CSEA 2015 Legislative Agenda:
- Contractor Transparency: CSEA proposed that invoicing reports of consultants and contractors are placed on transparency.ct.gov or the state contracting portal. Right now, the only way to see the actual payment invoices contractors and consultants are submitting to the state is to travel to a state office in Newington and review paper copies. The Comptroller, while supportive of the underlying concept has expressed some concerns about the resources needed to do this. Given the constraints of the state budget and the lack of resources in the Comptroller’s office, we were unable to forge a compromise. CSEA members will continue to fight for this important layer of transparency in future legislative sessions and will continue conversations with the Comptroller’s office;
- Health Claims Data Reporting: CSEA members have fought for years to lower health care costs and improve access to health plans through pooling. At the start of the legislative sessions, we proposed to require all municipalities to submit health care claims data to the Comptroller’s office to provide a more accurate picture of local health care insurance costs. Our proposal was taken up by the Labor and Public Employees Committee as Senate Bill 913. The committee voted in favor of the bill. It is on the Senate calendar and will most likely be sent to another committee for review and a vote;
- Paraeducator Serving as Substitutes: Protect the ability of paraeducators to serve as substitutes in the classroom. This proposal was taken up by the Education Committee as House Bill 6968. Unfortunately, this bill will not be moving forward this year as we continue to speak with paraeducators outside of CSEA and work to gain additional support for our proposal;
- Law Enforcement Indemnification: Currently, CSEA members who serve as inspectors in the Division of Criminal Justice are excluded from the state’s law enforcement indemnification statute. Senate Bill 1106 in the Judiciary Committee would change that. The bill is not yet in a form members can support – but we are speaking with committee members and working to amend the bill. As of this writing, SB 1106 is awaiting a vote in the Judiciary Committee; and
- Union Rights: Collective bargaining rights for State Education Resource Center (SERC) employees. This proposal was taken up by the Labor and Public Employees Committee as Senate Bill 984 and was favorable voted out of committee.

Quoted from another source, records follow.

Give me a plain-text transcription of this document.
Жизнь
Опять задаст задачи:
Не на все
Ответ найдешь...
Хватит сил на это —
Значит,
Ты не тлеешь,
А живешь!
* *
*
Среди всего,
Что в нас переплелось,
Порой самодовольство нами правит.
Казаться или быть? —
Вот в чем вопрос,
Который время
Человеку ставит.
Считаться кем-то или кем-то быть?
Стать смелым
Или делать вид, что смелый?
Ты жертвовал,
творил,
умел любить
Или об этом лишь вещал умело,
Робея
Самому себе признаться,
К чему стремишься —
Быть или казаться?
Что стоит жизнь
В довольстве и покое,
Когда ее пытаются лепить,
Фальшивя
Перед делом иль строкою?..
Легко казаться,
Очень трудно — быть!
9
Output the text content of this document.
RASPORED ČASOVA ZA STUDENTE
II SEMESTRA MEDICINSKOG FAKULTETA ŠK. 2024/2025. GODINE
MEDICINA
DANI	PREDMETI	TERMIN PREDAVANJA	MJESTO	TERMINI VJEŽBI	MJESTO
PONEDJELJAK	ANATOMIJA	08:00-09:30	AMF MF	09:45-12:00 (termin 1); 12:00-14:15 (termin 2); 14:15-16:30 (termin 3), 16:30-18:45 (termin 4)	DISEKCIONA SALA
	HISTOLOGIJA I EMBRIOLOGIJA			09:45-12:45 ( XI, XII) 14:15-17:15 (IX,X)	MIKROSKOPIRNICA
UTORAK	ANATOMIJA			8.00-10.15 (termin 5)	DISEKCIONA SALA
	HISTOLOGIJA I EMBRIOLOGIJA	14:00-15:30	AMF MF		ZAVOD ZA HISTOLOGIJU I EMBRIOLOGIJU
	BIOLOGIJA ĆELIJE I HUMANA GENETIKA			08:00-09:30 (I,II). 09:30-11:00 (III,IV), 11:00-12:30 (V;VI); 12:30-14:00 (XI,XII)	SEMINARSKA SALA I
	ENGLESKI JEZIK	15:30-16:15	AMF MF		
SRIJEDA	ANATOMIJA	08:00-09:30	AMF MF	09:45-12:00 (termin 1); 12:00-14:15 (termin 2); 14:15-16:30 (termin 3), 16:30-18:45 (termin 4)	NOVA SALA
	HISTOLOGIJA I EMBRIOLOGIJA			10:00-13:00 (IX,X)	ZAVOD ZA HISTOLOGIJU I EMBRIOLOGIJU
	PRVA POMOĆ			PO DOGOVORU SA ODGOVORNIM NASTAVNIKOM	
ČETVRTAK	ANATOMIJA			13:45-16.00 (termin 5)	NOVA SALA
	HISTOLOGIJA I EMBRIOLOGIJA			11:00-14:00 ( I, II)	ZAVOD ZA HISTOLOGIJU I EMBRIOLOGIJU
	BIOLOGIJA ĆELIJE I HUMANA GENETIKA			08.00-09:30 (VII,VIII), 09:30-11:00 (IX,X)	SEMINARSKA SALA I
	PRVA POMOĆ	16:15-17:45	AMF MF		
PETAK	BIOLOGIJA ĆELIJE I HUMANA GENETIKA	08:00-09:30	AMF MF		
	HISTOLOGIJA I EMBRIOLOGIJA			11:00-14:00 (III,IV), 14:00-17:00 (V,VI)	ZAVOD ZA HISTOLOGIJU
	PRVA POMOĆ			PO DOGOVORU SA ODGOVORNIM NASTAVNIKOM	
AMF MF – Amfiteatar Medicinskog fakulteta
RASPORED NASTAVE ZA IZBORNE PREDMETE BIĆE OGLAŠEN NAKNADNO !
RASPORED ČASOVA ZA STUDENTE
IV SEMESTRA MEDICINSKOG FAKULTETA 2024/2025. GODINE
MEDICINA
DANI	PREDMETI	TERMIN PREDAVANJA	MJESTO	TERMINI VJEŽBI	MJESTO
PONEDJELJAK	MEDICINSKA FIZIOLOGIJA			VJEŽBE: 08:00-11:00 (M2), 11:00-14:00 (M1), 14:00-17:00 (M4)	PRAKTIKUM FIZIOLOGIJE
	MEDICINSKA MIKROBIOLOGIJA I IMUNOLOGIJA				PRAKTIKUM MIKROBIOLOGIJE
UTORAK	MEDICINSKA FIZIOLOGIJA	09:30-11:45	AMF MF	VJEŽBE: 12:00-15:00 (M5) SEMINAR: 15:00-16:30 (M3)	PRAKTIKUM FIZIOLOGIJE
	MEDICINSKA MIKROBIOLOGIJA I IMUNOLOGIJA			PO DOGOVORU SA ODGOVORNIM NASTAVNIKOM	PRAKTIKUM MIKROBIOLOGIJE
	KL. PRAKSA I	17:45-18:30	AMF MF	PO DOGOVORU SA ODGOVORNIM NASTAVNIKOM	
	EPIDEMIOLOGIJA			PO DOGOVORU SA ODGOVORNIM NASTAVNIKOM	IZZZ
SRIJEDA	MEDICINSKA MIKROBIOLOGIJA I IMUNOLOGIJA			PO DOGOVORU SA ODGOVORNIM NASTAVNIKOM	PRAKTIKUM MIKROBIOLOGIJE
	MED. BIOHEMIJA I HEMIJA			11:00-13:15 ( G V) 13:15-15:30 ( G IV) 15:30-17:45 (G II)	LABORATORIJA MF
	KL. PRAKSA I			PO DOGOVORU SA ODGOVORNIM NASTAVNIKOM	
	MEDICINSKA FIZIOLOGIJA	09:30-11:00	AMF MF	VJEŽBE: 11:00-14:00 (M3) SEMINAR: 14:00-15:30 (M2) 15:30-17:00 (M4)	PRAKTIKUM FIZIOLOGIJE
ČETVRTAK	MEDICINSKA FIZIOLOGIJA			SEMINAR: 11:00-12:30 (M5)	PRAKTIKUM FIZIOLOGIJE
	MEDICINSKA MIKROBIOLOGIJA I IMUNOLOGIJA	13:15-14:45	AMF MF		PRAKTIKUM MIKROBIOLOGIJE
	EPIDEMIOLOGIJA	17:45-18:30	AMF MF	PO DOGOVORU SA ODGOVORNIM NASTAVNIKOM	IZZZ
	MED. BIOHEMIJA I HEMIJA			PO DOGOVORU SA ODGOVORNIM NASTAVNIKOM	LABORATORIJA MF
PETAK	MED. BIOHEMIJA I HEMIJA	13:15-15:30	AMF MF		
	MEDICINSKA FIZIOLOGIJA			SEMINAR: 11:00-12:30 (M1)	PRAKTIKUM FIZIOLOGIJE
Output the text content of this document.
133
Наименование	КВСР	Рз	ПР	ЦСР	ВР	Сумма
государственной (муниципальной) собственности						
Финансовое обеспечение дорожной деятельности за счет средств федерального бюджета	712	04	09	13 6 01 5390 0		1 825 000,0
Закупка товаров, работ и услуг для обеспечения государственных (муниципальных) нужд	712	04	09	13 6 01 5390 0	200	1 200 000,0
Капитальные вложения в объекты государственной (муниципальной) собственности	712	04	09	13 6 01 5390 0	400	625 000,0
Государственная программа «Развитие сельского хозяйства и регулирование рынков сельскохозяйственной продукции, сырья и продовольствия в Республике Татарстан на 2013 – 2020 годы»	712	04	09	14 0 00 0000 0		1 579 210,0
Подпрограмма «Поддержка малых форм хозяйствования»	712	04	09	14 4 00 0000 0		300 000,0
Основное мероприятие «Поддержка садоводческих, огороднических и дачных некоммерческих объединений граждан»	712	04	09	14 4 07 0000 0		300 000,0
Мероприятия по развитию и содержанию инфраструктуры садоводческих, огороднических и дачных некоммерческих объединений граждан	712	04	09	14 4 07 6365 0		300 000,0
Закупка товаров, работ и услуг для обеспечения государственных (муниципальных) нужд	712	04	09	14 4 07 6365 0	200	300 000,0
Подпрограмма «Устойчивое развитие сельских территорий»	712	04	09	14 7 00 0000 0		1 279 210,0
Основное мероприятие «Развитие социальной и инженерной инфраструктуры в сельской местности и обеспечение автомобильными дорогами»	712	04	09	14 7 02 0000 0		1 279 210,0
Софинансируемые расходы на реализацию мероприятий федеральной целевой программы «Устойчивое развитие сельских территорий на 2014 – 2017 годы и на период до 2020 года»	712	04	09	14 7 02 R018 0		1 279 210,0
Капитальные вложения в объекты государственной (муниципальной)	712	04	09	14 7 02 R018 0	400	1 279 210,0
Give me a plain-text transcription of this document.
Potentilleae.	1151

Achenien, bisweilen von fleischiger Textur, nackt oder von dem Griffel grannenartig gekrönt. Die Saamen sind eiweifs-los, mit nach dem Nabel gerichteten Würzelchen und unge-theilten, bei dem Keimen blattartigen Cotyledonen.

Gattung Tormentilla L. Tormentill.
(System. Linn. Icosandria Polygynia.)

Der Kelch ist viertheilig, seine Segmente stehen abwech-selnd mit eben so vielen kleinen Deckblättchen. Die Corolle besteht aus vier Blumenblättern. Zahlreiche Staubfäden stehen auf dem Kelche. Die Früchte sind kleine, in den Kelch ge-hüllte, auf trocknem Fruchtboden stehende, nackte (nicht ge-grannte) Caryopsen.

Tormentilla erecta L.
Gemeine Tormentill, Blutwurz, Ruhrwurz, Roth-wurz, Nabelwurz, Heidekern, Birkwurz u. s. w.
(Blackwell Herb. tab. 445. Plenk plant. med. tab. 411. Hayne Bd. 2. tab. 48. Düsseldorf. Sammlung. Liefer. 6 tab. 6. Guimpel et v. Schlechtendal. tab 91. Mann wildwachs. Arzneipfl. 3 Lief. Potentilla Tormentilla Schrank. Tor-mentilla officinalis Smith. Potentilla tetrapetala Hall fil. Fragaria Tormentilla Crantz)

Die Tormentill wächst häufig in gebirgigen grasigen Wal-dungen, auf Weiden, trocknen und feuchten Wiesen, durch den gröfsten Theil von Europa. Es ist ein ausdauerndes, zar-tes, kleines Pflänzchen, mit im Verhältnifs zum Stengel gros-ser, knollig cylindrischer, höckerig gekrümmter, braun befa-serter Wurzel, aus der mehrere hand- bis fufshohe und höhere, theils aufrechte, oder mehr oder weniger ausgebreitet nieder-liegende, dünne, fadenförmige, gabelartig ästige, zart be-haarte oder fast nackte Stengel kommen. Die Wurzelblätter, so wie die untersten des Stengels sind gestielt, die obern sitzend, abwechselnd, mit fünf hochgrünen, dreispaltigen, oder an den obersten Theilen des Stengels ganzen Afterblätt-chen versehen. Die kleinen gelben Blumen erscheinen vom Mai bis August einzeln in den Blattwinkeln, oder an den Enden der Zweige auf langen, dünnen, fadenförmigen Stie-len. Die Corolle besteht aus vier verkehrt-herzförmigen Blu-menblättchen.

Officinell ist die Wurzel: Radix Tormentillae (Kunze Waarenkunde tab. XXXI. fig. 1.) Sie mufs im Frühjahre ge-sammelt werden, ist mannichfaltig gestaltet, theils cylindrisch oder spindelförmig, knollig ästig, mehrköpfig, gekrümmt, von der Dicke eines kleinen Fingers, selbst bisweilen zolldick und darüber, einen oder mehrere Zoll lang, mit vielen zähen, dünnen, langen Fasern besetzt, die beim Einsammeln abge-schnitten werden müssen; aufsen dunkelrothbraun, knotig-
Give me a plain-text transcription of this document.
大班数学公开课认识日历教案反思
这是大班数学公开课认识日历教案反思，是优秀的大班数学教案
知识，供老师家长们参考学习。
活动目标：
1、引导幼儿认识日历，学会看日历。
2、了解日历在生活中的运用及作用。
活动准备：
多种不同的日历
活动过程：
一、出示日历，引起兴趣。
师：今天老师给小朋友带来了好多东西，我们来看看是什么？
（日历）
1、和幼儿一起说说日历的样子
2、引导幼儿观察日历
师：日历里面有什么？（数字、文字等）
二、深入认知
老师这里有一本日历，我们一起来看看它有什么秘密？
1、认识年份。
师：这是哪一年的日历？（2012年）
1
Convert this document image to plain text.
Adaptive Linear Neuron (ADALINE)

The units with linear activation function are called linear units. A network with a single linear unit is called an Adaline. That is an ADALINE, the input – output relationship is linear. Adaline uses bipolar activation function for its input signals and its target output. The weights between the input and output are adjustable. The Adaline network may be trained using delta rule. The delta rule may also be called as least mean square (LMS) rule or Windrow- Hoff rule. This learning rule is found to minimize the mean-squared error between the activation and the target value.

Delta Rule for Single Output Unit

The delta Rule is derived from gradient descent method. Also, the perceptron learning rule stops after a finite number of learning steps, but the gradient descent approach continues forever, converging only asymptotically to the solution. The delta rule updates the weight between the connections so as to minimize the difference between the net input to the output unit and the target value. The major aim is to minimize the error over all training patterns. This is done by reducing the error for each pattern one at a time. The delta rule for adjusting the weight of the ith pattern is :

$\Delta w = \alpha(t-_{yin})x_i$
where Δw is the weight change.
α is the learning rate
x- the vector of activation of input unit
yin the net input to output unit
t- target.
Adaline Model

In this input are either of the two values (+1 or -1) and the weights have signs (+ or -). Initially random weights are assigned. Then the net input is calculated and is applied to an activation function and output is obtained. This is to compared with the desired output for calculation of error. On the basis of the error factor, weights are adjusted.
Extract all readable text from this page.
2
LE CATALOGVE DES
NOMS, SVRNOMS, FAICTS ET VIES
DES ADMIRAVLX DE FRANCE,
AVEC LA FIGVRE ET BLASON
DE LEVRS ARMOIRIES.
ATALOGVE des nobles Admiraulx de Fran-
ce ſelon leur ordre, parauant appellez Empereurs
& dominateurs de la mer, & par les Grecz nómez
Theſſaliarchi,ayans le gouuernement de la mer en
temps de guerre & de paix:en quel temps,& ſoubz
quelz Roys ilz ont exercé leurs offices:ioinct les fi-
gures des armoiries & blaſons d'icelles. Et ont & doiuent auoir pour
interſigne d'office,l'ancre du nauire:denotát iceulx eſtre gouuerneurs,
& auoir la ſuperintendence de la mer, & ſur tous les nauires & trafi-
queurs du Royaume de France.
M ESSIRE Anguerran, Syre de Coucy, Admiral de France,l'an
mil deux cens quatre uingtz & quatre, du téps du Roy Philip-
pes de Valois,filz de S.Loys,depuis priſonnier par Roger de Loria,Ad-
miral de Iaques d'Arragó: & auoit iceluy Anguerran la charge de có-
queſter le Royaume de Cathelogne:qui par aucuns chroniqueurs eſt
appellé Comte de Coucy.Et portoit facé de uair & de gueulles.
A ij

Legislation CSEA will be supporting through coalition with other organizations:
- Paid Family Medical Leave: As part of the Campaign for Paid Family Leave, CSEA is fighting to create a system of paid family leave in Connecticut. The concept was taken up by the Labor and Public Employees as House Bill 6932 and was favorably voted out of committee;
- Low Wages Workers: Require large employers like Walmart to pay their workers a minimum of $15 an hour or pay a fee to the Connecticut General Fund. This concept has been introduced in, both, the Labor and Public Employees Committee as House Bill 6791 and the Human Services Committee as Senate Bill 1044. This bill could generate upwards of $200 million a year in revenue for the state, to say nothing of the impact it will have in increased wages for working men and women. Both versions of the low wage worker bill successfully passed out of their respective committees.